The country’s main banking watchdog had become concerned that home loan growth was far outstripping growth in incomes, with over a fifth of new loans approved in the June quarter accounting for more than six times the borrower’s income.
All this borrowing has seen home prices rise 20% in the past year, even with coronavirus lockdown measures in major cities hitting jobs and hampering sales.
Median home prices in Sydney alone climbed A$196,000 in the year to September, or A$5,568 a day.
The Reserve Bank of Australia (RBA) has dismissed calls to raise interest rates, currently at a record low of 0.1%, to cool the market, arguing that would only cost jobs and harm the economy.
Indeed, the RBA still believes a rate hike is unlikely until 2024, a green light for leveraged investment in property.
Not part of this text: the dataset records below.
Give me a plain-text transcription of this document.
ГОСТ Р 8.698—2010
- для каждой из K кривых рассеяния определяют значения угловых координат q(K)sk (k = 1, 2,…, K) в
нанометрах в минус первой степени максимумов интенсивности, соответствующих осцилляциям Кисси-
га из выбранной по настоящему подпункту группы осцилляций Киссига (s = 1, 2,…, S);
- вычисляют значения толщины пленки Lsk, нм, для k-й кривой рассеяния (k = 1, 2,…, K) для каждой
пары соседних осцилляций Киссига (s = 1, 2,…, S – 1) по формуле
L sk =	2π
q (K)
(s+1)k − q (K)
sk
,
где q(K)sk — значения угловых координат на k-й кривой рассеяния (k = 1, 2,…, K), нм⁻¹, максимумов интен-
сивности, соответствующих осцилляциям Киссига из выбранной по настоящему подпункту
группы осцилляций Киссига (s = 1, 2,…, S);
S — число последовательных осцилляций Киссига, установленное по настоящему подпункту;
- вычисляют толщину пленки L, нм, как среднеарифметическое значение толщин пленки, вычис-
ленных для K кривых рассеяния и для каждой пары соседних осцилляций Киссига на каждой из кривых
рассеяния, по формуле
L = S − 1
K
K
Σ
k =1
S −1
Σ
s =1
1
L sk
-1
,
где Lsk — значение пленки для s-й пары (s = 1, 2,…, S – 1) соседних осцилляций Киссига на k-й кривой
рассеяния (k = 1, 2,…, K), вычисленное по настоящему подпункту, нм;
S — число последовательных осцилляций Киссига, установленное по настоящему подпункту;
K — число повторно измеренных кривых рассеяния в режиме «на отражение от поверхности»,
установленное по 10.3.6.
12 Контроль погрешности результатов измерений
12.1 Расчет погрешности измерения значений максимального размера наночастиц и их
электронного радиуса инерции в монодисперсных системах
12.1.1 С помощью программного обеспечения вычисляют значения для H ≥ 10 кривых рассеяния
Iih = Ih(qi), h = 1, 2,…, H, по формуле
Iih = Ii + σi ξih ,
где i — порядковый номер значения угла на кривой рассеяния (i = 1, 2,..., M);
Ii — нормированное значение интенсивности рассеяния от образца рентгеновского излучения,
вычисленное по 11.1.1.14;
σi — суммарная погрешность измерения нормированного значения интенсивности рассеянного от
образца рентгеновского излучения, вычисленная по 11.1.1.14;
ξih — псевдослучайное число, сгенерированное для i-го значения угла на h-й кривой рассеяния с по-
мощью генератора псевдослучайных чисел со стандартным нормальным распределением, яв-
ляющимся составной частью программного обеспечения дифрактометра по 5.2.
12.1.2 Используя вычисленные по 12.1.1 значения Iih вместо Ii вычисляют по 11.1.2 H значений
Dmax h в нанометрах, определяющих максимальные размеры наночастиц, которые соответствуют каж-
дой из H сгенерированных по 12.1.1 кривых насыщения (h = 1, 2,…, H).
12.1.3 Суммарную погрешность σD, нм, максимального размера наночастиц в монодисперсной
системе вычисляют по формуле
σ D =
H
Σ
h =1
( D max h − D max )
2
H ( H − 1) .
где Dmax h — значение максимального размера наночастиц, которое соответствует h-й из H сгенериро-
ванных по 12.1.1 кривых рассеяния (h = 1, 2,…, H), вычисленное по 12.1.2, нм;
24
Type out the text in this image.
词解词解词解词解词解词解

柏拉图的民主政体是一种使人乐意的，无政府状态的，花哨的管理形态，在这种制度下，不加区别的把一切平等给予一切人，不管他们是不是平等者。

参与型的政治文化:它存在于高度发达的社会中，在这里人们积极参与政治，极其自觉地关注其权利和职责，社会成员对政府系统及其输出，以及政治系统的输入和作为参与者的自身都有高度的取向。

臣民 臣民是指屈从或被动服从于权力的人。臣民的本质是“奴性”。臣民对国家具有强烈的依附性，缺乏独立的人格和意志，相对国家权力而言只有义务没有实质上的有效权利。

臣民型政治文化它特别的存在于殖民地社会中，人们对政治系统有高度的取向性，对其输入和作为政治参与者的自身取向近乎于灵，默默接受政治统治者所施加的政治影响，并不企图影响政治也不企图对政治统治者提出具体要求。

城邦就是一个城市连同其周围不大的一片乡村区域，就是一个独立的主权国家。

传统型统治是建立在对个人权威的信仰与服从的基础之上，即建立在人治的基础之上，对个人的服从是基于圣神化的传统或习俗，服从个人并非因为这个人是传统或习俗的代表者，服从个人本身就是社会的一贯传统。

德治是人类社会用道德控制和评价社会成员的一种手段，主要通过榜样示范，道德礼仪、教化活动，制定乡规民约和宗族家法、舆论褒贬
Given that outlook, APRA’s move on loan serviceability alone was unlikely to deter buyers.
“To be clear, the policy change will result in some future applicants borrowing less money than they would have otherwise,” said Gareth Aird, CBA’s head of Australian economics.
“But our initial assessment is that current momentum in the housing market is sufficiently strong that the overall impact on dwelling price growth next year will be modest.”
He is tipping home price growth of 7% in 2022, unless APRA takes further, stricter steps.
Analysts suspect regulators might ultimately resort to debt to income limits on loans, likely at six times income.